I had only been to northern Michigan a handful of times before moving up here. The city I grew up in, and spent most of my life, is an anomaly in the state, with three colleges a manufacturing and tech infostructure it is beyond how most of the state lives. There are the obvious advantages to a place like this, things come easily, jobs are not hard to come by, and whatever you want can be found in a short period of time. The cost of living in such a place, I am learning is high. Everything is regulated, the city sticks their nose into anything they can find. Anything you need to live you have to pay for. There is a water bill, electric, sewer, heat, and food, with little space and resources it is difficult to find any of these or make them yourself, the city holds a monopoly on water, you have to hook up to the system, and not having electricity is against local code, you can try to get by without a car but good luck on buying things like furniture. I remember as a kid buying groceries with my mom and hauling them home on the bus. This also limits how much you can buy and forces you to spend more time and money on more trips. The cost of housing is high as well, for a family to rent a two-bedroom house will set them back $800 a month and that doesn’t include the other expenses, plus that is in a bad neighborhood.
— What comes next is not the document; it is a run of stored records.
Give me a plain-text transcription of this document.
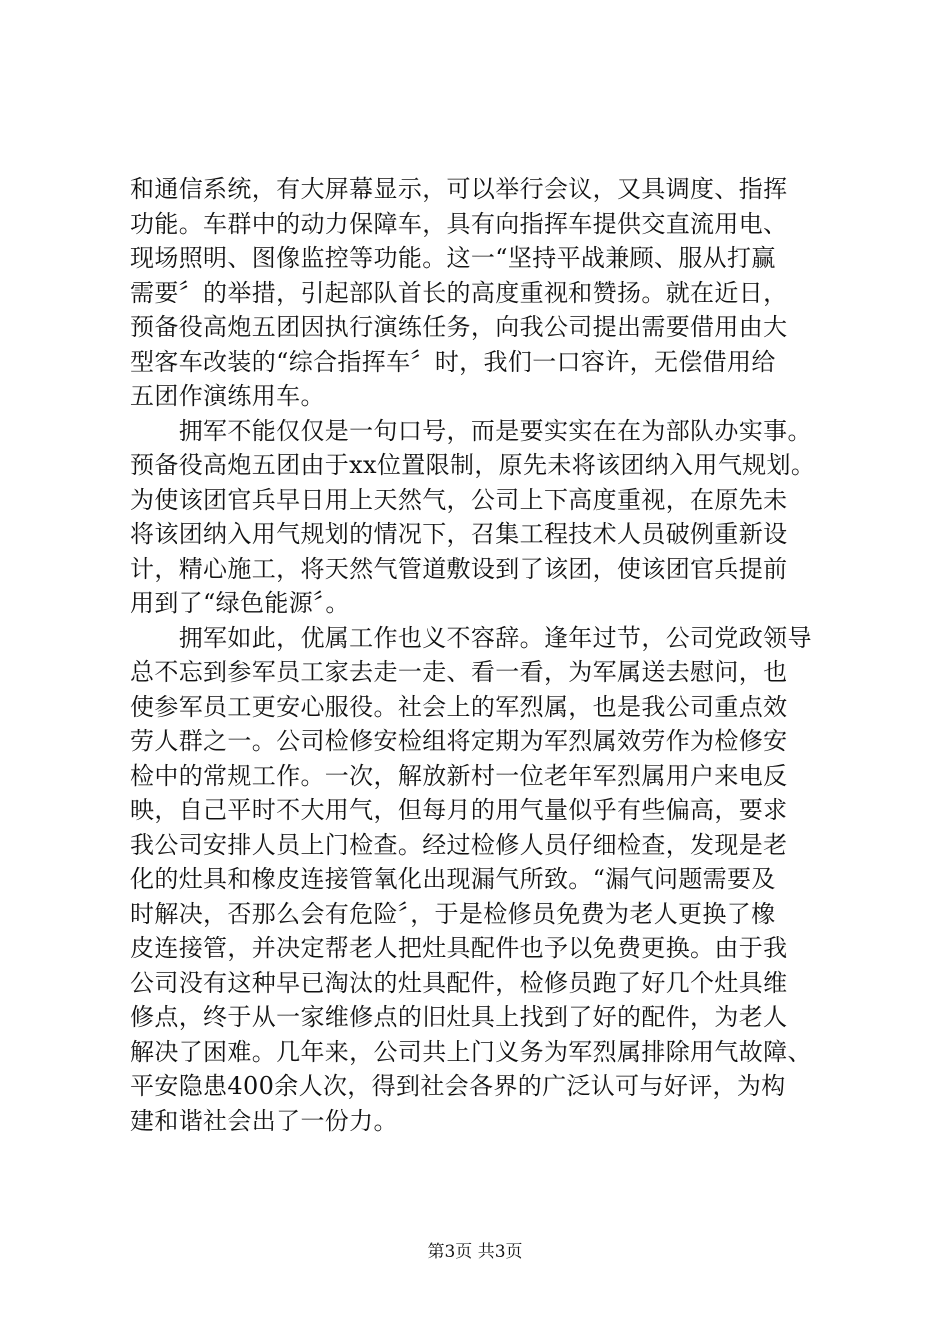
和通信系统，有大屏幕显示，可以举行会议，又具调度、指挥
功能。车群中的动力保障车，具有向指挥车提供交直流用电、
现场照明、图像监控等功能。这一“坚持平战兼顾、服从打赢
需要〞的举措，引起部队首长的高度重视和赞扬。就在近日，
预备役高炮五团因执行演练任务，向我公司提出需要借用由大
型客车改装的“综合指挥车〞时，我们一口容许，无偿借用给
五团作演练用车。
　　拥军不能仅仅是一句口号，而是要实实在在为部队办实事。
预备役高炮五团由于xx位置限制，原先未将该团纳入用气规划。
为使该团官兵早日用上天然气，公司上下高度重视，在原先未
将该团纳入用气规划的情况下，召集工程技术人员破例重新设
计，精心施工，将天然气管道敷设到了该团，使该团官兵提前
用到了“绿色能源〞。
　　拥军如此，优属工作也义不容辞。逢年过节，公司党政领导
总不忘到参军员工家去走一走、看一看，为军属送去慰问，也
使参军员工更安心服役。社会上的军烈属，也是我公司重点效
劳人群之一。公司检修安检组将定期为军烈属效劳作为检修安
检中的常规工作。一次，解放新村一位老年军烈属用户来电反
映，自己平时不大用气，但每月的用气量似乎有些偏高，要求
我公司安排人员上门检查。经过检修人员仔细检查，发现是老
化的灶具和橡皮连接管氧化出现漏气所致。“漏气问题需要及
时解决，否那么会有危险〞，于是检修员免费为老人更换了橡
皮连接管，并决定帮老人把灶具配件也予以免费更换。由于我
公司没有这种早已淘汰的灶具配件，检修员跑了好几个灶具维
修点，终于从一家维修点的旧灶具上找到了好的配件，为老人
解决了困难。几年来，公司共上门义务为军烈属排除用气故障、
平安隐患400余人次，得到社会各界的广泛认可与好评，为构
建和谐社会出了一份力。
第3页 共3页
For over a decade I wanted something different for my life. For a few years I grew my own food. Even in the city I became very good at it. I grew enough tomatoes to fill the 50+ canning jars I bought at the local second-hand stores. The surplus I could not eat or store I gave away at work. I had this gardening thing down. Financially I was doing alright being out of debt except for a house but still what I could do to better my situation was limited. To go hunting at a decent spot meant a forty-minute drive to another city with public hunting land that I had to share with idiot hunters that almost shot me several times while covered in orange.
In the last few years my wife and I traveled to northern Michigan including the UP and I finally saw for myself the Michigan that everyone else saw. Pine trees as tall as buildings, lakes with fish the size of small dogs, wildlife besides feral cats, and birds that I had read about in books out never saw with my own eyes. At the age of 37 I finally saw bald eagles on the Kalamazoo River, something that had almost gone extinct in our area because of the pollution in the water. Why did I have to hunt for these things in a place that was supposed to be, by the local definition, a perfect place?
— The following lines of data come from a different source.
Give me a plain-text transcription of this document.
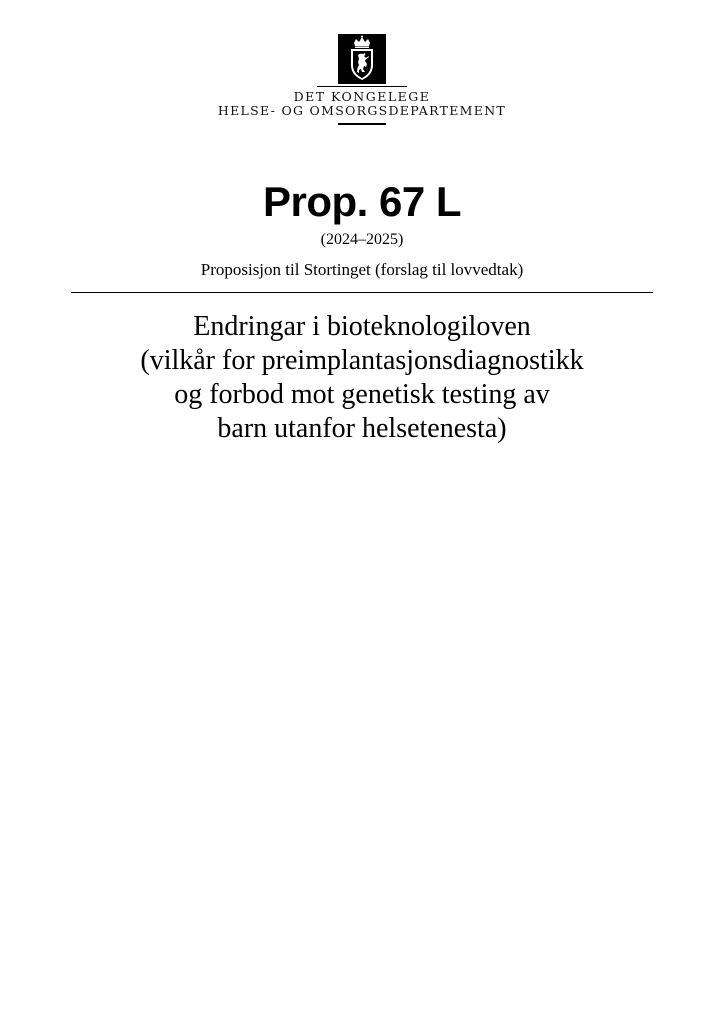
DET KONGELEGE
HELSE- OG OMSORGSDEPARTEMENT
Prop. 67 L
(2024–2025)
Proposisjon til Stortinget (forslag til lovvedtak)
Endringar i bioteknologiloven
(vilkår for preimplantasjonsdiagnostikk
og forbod mot genetisk testing av
barn utanfor helsetenesta)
It took a disease and a lock down to make me question things even more. If I was going to be forced to stay in a place for extended periods of time with little to do shouldn’t I enjoy where I was living? Why should I rely on a place and a system that appeared to be falling apart?
It took an internet search for a cabin to bring us here. While we wanted a small place to get away for our northern adventures we found instead a house that continued to pop up in our searches, The land was what we wanted, the house was larger than what we currently owned, and It came with the cabin I am writing in now. The town is called Tustin and we had never heard of it. With a population of 230 it was close to what we were looking for with two decent sized cities within a short drive. To find anything like this in the city would have cost us more than we could ever hope to make, or save, in our lifetime. To live in Tustin is to slow down. In the fall the locals take to their deer blinds to fill their freezers,beds of trucks are filled with the cut pieces of tree trunks to be later split and dried for winter heat. Discussions at the gas station regard the trials and tribulations of fishing gone wrong, every shop is filled with taxidermy of prizes taken in years past with space leftover for what is to come. During my drives through the countryside the roads are slowed down by the large tractors hauling liquid manure that is sprayed over empty fields keeping the land fertile.
If you come to the top of a hill you can see windmills in the distance and I often wonder if any of the locals had gone off on a Don Quixote adventure hopes of reliving a grander time than now. In a way everyone here is Don Quixote, decorating their lawns with the farming and mining tools of a century ago while satellite dishes sit next to their houses
Horses and cows are not an uncommon sight here and while some stick to older ways modern life is creeping in slowly changing the landscape into what we are all trying to stay away from,
Maybe I am a fool who thinks he can somehow turn back the clock grasping at something that might have only existed in my imagination, but maybe in this adventure I can find some peace for myself and my family during a time that leaves many people questioning how we have been living our lives.